En présence de loyers impayés, Mme [M] [C] a, par acte de commissaire de justice signifié le 16 avril 2024, fait commandement aux preneurs d’avoir à lui payer la somme de 1861,02 euros au titre des loyers et charges impayés au mois d’avril 2024, en se prévalant des dispositions de l’article 24 de la loi du 6 juillet 1989 et de la clause résolutoire de plein droit insérée au bail.
La Commission de Coordination des Actions de Prévention des Expulsions (CCAPEX) a été saisie de la situation d’impayé de loyer par voie électronique avec accusé de réception en date du 17 avril 2024.
Par acte de commissaire de justice signifié le 24 juin 2024, Mme [M] [C] a fait citer M. [Z] [H] et Mme [Y] [S] devant le juge des contentieux de la protection de [Localité 8]-sur-Mer, statuant en la forme des référés, au visa des articles 834 du code de procédure civile du code civil et 24 de la loi du 6 juillet 1989 aux fins de :
Constater la résiliation du bail pour défaut de paiement des loyers et charges dans les deux mois du commandement de payer délivré en application de la clause résolutoire ;Constater que les défendeurs sont occupants sans droit ni titre ;D’ordonner l’expulsion de M. [Z] [H] et de Mme [Y] [S] du logement objet du bail et de tous occupants de leur chef, au besoin avec l’assistance de la force publique ;Condamner solidairement M. [Z] [H] et Mme [Y] [S] au paiement d’une provision de 2341,57 euros avec les intérêts de droit et à une indemnité d’occupation égale au montant du loyer et des charges avec intérêt de droit à compter de chaque échéance ;Condamner solidairement M. [Z] [H] et Mme [Y] [S] au paiement d’une provision de 800,00 euros au titre de l’article 700 du code de procédure civile ;Condamner solidairement ls défendeurs en tous les dépens en ce compris le coût du commandement et de l’assignation.

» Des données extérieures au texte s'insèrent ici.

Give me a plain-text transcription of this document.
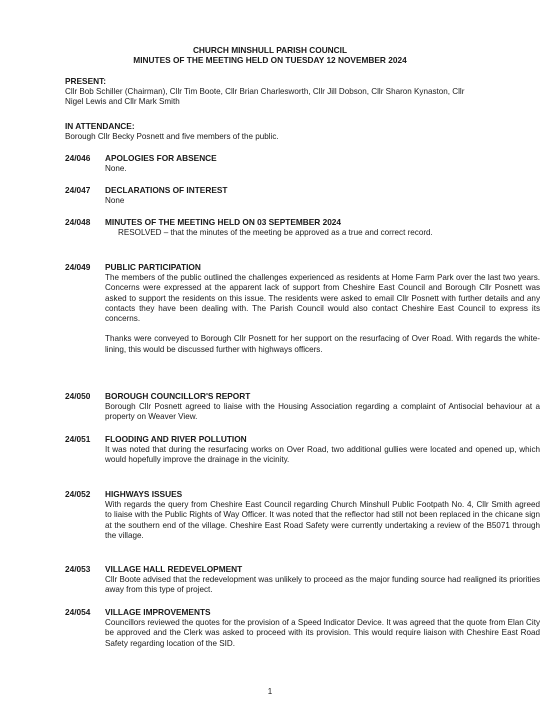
CHURCH MINSHULL PARISH COUNCIL
MINUTES OF THE MEETING HELD ON TUESDAY 12 NOVEMBER 2024
PRESENT:
Cllr Bob Schiller (Chairman), Cllr Tim Boote, Cllr Brian Charlesworth, Cllr Jill Dobson, Cllr Sharon Kynaston, Cllr Nigel Lewis and Cllr Mark Smith
IN ATTENDANCE:
Borough Cllr Becky Posnett and five members of the public.
24/046 APOLOGIES FOR ABSENCE

None.

24/047 DECLARATIONS OF INTEREST

None

24/048 MINUTES OF THE MEETING HELD ON 03 SEPTEMBER 2024

RESOLVED – that the minutes of the meeting be approved as a true and correct record.

24/049 PUBLIC PARTICIPATION

The members of the public outlined the challenges experienced as residents at Home Farm Park over the last two years. Concerns were expressed at the apparent lack of support from Cheshire East Council and Borough Cllr Posnett was asked to support the residents on this issue. The residents were asked to email Cllr Posnett with further details and any contacts they have been dealing with. The Parish Council would also contact Cheshire East Council to express its concerns.

Thanks were conveyed to Borough Cllr Posnett for her support on the resurfacing of Over Road. With regards the white-lining, this would be discussed further with highways officers.

24/050 BOROUGH COUNCILLOR'S REPORT

Borough Cllr Posnett agreed to liaise with the Housing Association regarding a complaint of Antisocial behaviour at a property on Weaver View.

24/051 FLOODING AND RIVER POLLUTION

It was noted that during the resurfacing works on Over Road, two additional gullies were located and opened up, which would hopefully improve the drainage in the vicinity.

24/052 HIGHWAYS ISSUES

With regards the query from Cheshire East Council regarding Church Minshull Public Footpath No. 4, Cllr Smith agreed to liaise with the Public Rights of Way Officer. It was noted that the reflector had still not been replaced in the chicane sign at the southern end of the village. Cheshire East Road Safety were currently undertaking a review of the B5071 through the village.

24/053 VILLAGE HALL REDEVELOPMENT

Cllr Boote advised that the redevelopment was unlikely to proceed as the major funding source had realigned its priorities away from this type of project.

24/054 VILLAGE IMPROVEMENTS

Councillors reviewed the quotes for the provision of a Speed Indicator Device. It was agreed that the quote from Elan City be approved and the Clerk was asked to proceed with its provision. This would require liaison with Cheshire East Road Safety regarding location of the SID.

1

En application des dispositions de l’article 24 de la loi du 6 juillet 1989, cette assignation a été notifiée à la Préfecture par voie électronique avec avis de réception du 25 juin 2024.
L’affaire a été appelée pour la première fois à l’audience du 19 septembre 2024 où elle a été retenue.
Mme [M] [C], représentée par son conseil maintient ses demandes et actualise celle en paiement à la somme de 2796,00 euros au titre des loyers échus au 5 septembre 2024. Elle s’oppose à l’octroi de délais de paiement.
M. [Z] [H], régulièrement assigné à étude n’a pas comparu et ne s’est pas fait représenter.
Mme [Y] [S], comparante, indique qu’elle est séparée de M. [Z] [H] depuis le mois d’août 2022 et qu’elle a repris le paiement de son loyer à hauteur de la somme de 330,00 euros par mois. Elle précise avoir monté un dossier de surendettement et fait une demande de logement social.
Le tribunal a donné connaissance du diagnostic social et financier.
L’affaire a été mise en délibéré au 21 novembre 2024, par mise à disposition au greffe.
MOTIFS DE LA DECISION
En application des dispositions de l’article 472 du code de procédure civile, lorsque le défendeur ne comparaît pas, il est néanmoins statué au fond, le juge ne faisant droit à la demande que s’il l’estime régulière, recevable et bien fondée.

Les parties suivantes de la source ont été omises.